Reduced circumstances. They come to us all. But is the Soldiers Club in the coastal New South Welsh town of Batemans Bay really reduced circumstances for a never quite were (on the international stage at least) band like the Melbourne rockers The Living End? I remember talking to living loud legend Jimmy Barnes once about shows like these; he was very keen on them, and their ability to keep his band ‘match fit’ during the many fallow periods when he was off making legacy TV with something called ‘Chit Chat‘ on Cable Rock channel Max.

But I digress; the band are here, so is Sentinel Daily, and so are five hundred or so of the South Coast’s most feral lapsed JJJ listeners. Whatever the actual circumstances of this gig, The Living End remain one of the most compelling live propositions of their generation given a following wind and a decent PA, so why not just enjoy, especially when one of those two things is present here at the Soldiers Club?

The inability of said PA to give vent to double bassist Scott Owen’s at times superb playing means that most of the songs turn in to, inevitably, vehicles for the always arresting guitar work of Chris Cheney; equal parts Setzer, Summers and Steve Jones, his playing throughout on tracks like One Step Behind, Proton Pill, Til the End and of course State of Emergency and Roll On alternates between beguiling, lazily stunning and downright outrageous. Assured and masterful (despite the bashful admission of having consumed ‘a few cans’), Cheney is without doubt the most pleasing to the ear Australian guitarist currently treading the boards, and the opportunity to witness him here at close quarters more than makes up for any other of the little quibbles your correspondent may be harbouring.
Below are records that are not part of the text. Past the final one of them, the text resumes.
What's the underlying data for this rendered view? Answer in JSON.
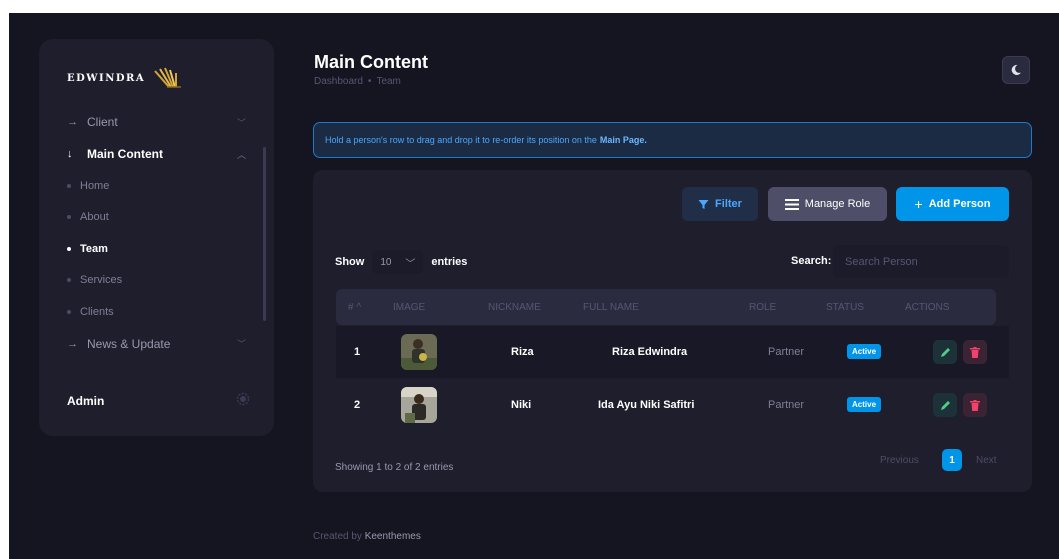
{
  "sidebar": {
    "logo_text": "EDWINDRA",
    "items": [
      {
        "label": "Client",
        "arrow": "→",
        "expanded": false
      },
      {
        "label": "Main Content",
        "arrow": "↓",
        "expanded": true
      },
      {
        "label": "News & Update",
        "arrow": "→",
        "expanded": false
      }
    ],
    "sub_items": [
      "Home",
      "About",
      "Team",
      "Services",
      "Clients"
    ],
    "active_sub": "Team",
    "admin_label": "Admin"
  },
  "header": {
    "title": "Main Content",
    "breadcrumb": [
      "Dashboard",
      "Team"
    ]
  },
  "notice": {
    "text": "Hold a person's row to drag and drop it to re-order its position on the",
    "link": "Main Page."
  },
  "toolbar": {
    "filter_label": "Filter",
    "manage_role_label": "Manage Role",
    "add_person_label": "Add Person"
  },
  "table_controls": {
    "show_label": "Show",
    "entries_value": "10",
    "entries_label": "entries",
    "search_label": "Search:",
    "search_placeholder": "Search Person"
  },
  "table": {
    "columns": [
      "# ^",
      "IMAGE",
      "NICKNAME",
      "FULL NAME",
      "ROLE",
      "STATUS",
      "ACTIONS"
    ],
    "rows": [
      {
        "num": "1",
        "nickname": "Riza",
        "full_name": "Riza Edwindra",
        "role": "Partner",
        "status": "Active"
      },
      {
        "num": "2",
        "nickname": "Niki",
        "full_name": "Ida Ayu Niki Safitri",
        "role": "Partner",
        "status": "Active"
      }
    ]
  },
  "pagination": {
    "summary": "Showing 1 to 2 of 2 entries",
    "prev": "Previous",
    "current": "1",
    "next": "Next"
  },
  "footer": {
    "prefix": "Created by",
    "link": "Keenthemes"
  },
  "colors": {
    "accent": "#0095e8",
    "background": "#151521",
    "card": "#1e1e2d"
  }
}
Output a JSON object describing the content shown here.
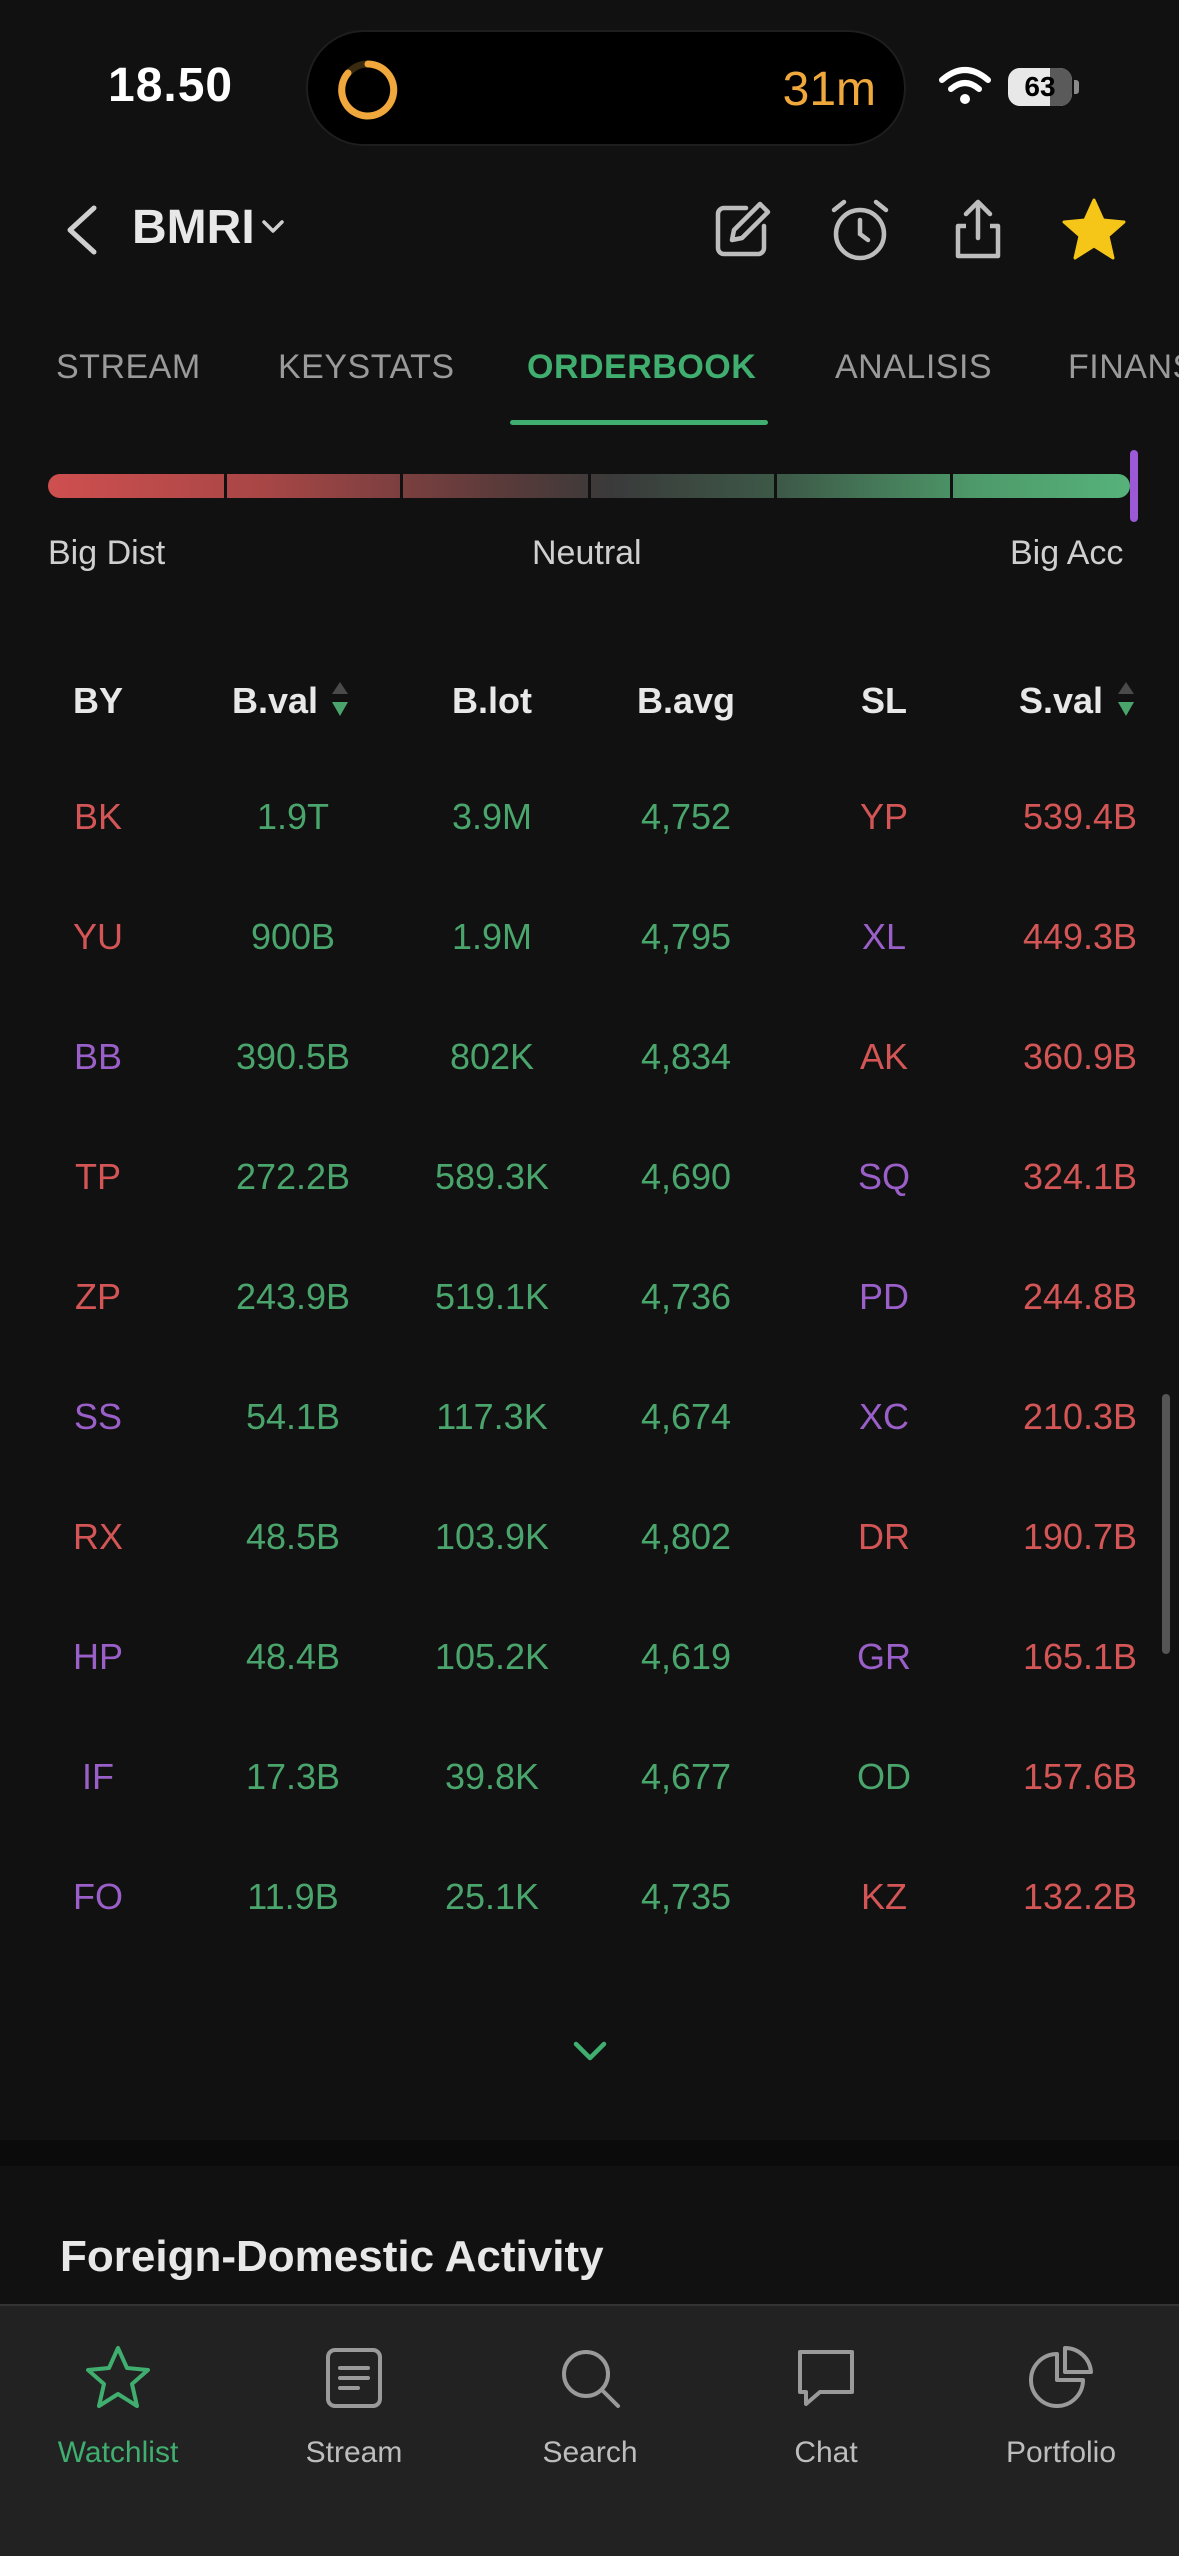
{
  "status_bar": {
    "time": "18.50",
    "activity_timer": "31m",
    "battery": "63",
    "accent_color": "#f0a83c"
  },
  "header": {
    "ticker": "BMRI",
    "icons": [
      "back-icon",
      "chevron-down-icon",
      "edit-icon",
      "alarm-icon",
      "share-icon",
      "star-icon"
    ]
  },
  "tabs": [
    {
      "label": "STREAM",
      "active": false
    },
    {
      "label": "KEYSTATS",
      "active": false
    },
    {
      "label": "ORDERBOOK",
      "active": true
    },
    {
      "label": "ANALISIS",
      "active": false
    },
    {
      "label": "FINANS",
      "active": false
    }
  ],
  "gauge": {
    "left_label": "Big Dist",
    "center_label": "Neutral",
    "right_label": "Big Acc",
    "value": 1.0,
    "marker_color": "#9b59d6"
  },
  "table": {
    "headers": {
      "by": "BY",
      "bval": "B.val",
      "blot": "B.lot",
      "bavg": "B.avg",
      "sl": "SL",
      "sval": "S.val"
    },
    "rows": [
      {
        "by": "BK",
        "by_color": "red",
        "bval": "1.9T",
        "blot": "3.9M",
        "bavg": "4,752",
        "sl": "YP",
        "sl_color": "red",
        "sval": "539.4B"
      },
      {
        "by": "YU",
        "by_color": "red",
        "bval": "900B",
        "blot": "1.9M",
        "bavg": "4,795",
        "sl": "XL",
        "sl_color": "purple",
        "sval": "449.3B"
      },
      {
        "by": "BB",
        "by_color": "purple",
        "bval": "390.5B",
        "blot": "802K",
        "bavg": "4,834",
        "sl": "AK",
        "sl_color": "red",
        "sval": "360.9B"
      },
      {
        "by": "TP",
        "by_color": "red",
        "bval": "272.2B",
        "blot": "589.3K",
        "bavg": "4,690",
        "sl": "SQ",
        "sl_color": "purple",
        "sval": "324.1B"
      },
      {
        "by": "ZP",
        "by_color": "red",
        "bval": "243.9B",
        "blot": "519.1K",
        "bavg": "4,736",
        "sl": "PD",
        "sl_color": "purple",
        "sval": "244.8B"
      },
      {
        "by": "SS",
        "by_color": "purple",
        "bval": "54.1B",
        "blot": "117.3K",
        "bavg": "4,674",
        "sl": "XC",
        "sl_color": "purple",
        "sval": "210.3B"
      },
      {
        "by": "RX",
        "by_color": "red",
        "bval": "48.5B",
        "blot": "103.9K",
        "bavg": "4,802",
        "sl": "DR",
        "sl_color": "red",
        "sval": "190.7B"
      },
      {
        "by": "HP",
        "by_color": "purple",
        "bval": "48.4B",
        "blot": "105.2K",
        "bavg": "4,619",
        "sl": "GR",
        "sl_color": "purple",
        "sval": "165.1B"
      },
      {
        "by": "IF",
        "by_color": "purple",
        "bval": "17.3B",
        "blot": "39.8K",
        "bavg": "4,677",
        "sl": "OD",
        "sl_color": "green",
        "sval": "157.6B"
      },
      {
        "by": "FO",
        "by_color": "purple",
        "bval": "11.9B",
        "blot": "25.1K",
        "bavg": "4,735",
        "sl": "KZ",
        "sl_color": "red",
        "sval": "132.2B"
      }
    ]
  },
  "section": {
    "title": "Foreign-Domestic Activity"
  },
  "bottom_nav": [
    {
      "label": "Watchlist",
      "icon": "star-outline-icon",
      "active": true
    },
    {
      "label": "Stream",
      "icon": "stream-icon",
      "active": false
    },
    {
      "label": "Search",
      "icon": "search-icon",
      "active": false
    },
    {
      "label": "Chat",
      "icon": "chat-icon",
      "active": false
    },
    {
      "label": "Portfolio",
      "icon": "pie-chart-icon",
      "active": false
    }
  ],
  "colors": {
    "positive": "#4aa56c",
    "negative": "#d45555",
    "foreign": "#9b5fc9",
    "accent": "#3fae6f",
    "background": "#111111"
  }
}
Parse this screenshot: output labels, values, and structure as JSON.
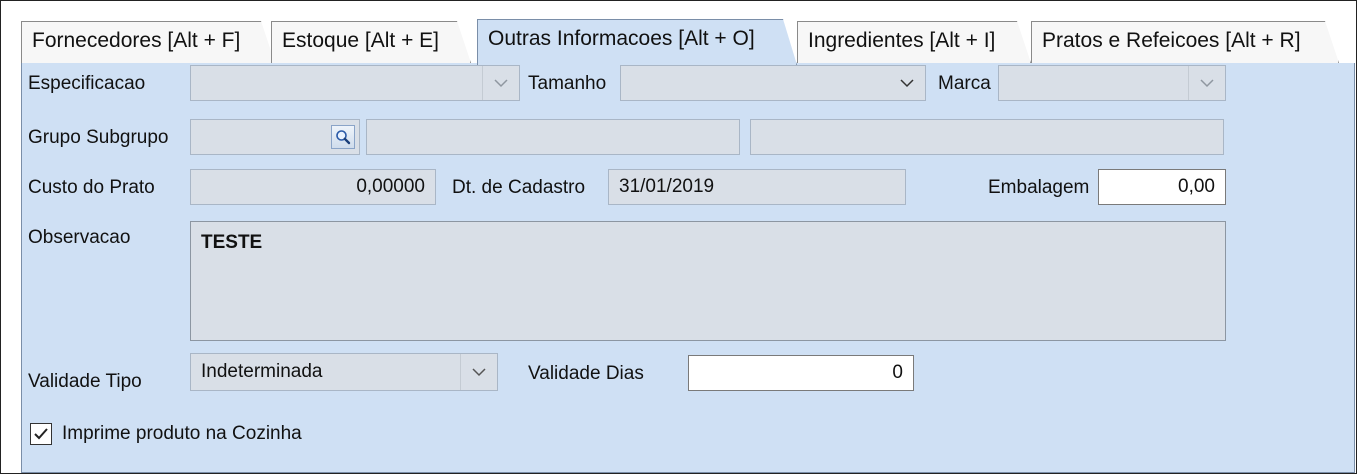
{
  "tabs": [
    {
      "label": "Fornecedores [Alt + F]"
    },
    {
      "label": "Estoque [Alt + E]"
    },
    {
      "label": "Outras Informacoes [Alt + O]"
    },
    {
      "label": "Ingredientes [Alt + I]"
    },
    {
      "label": "Pratos e Refeicoes [Alt + R]"
    }
  ],
  "active_tab": "Outras Informacoes [Alt + O]",
  "form": {
    "especificacao_label": "Especificacao",
    "especificacao_value": "",
    "tamanho_label": "Tamanho",
    "tamanho_value": "",
    "marca_label": "Marca",
    "marca_value": "",
    "grupo_label": "Grupo Subgrupo",
    "grupo_value": "",
    "custo_label": "Custo do Prato",
    "custo_value": "0,00000",
    "dt_cadastro_label": "Dt. de Cadastro",
    "dt_cadastro_value": "31/01/2019",
    "embalagem_label": "Embalagem",
    "embalagem_value": "0,00",
    "observacao_label": "Observacao",
    "observacao_value": "TESTE",
    "validade_tipo_label": "Validade Tipo",
    "validade_tipo_value": "Indeterminada",
    "validade_dias_label": "Validade Dias",
    "validade_dias_value": "0",
    "imprime_label": "Imprime produto na Cozinha",
    "imprime_checked": true
  },
  "colors": {
    "panel": "#cfe0f4",
    "disabled_field": "#d9dfe7"
  }
}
As Sentinel Daily leaves, a couple of members of Batemans Bay’s finest arrive, Paddy Wagon at the ready, just in case some of the evening’s most enthusiastic revellers start enjoying themselves a little too much; a reminder of the frontier town nature that sometimes prevails at shows such as this. But, reduced circumstances and bad sound not withstanding, it would take a churlish mind to declare the Living End’s surprise Soldiers Club appearance as anything other than a roaring success. More power to them.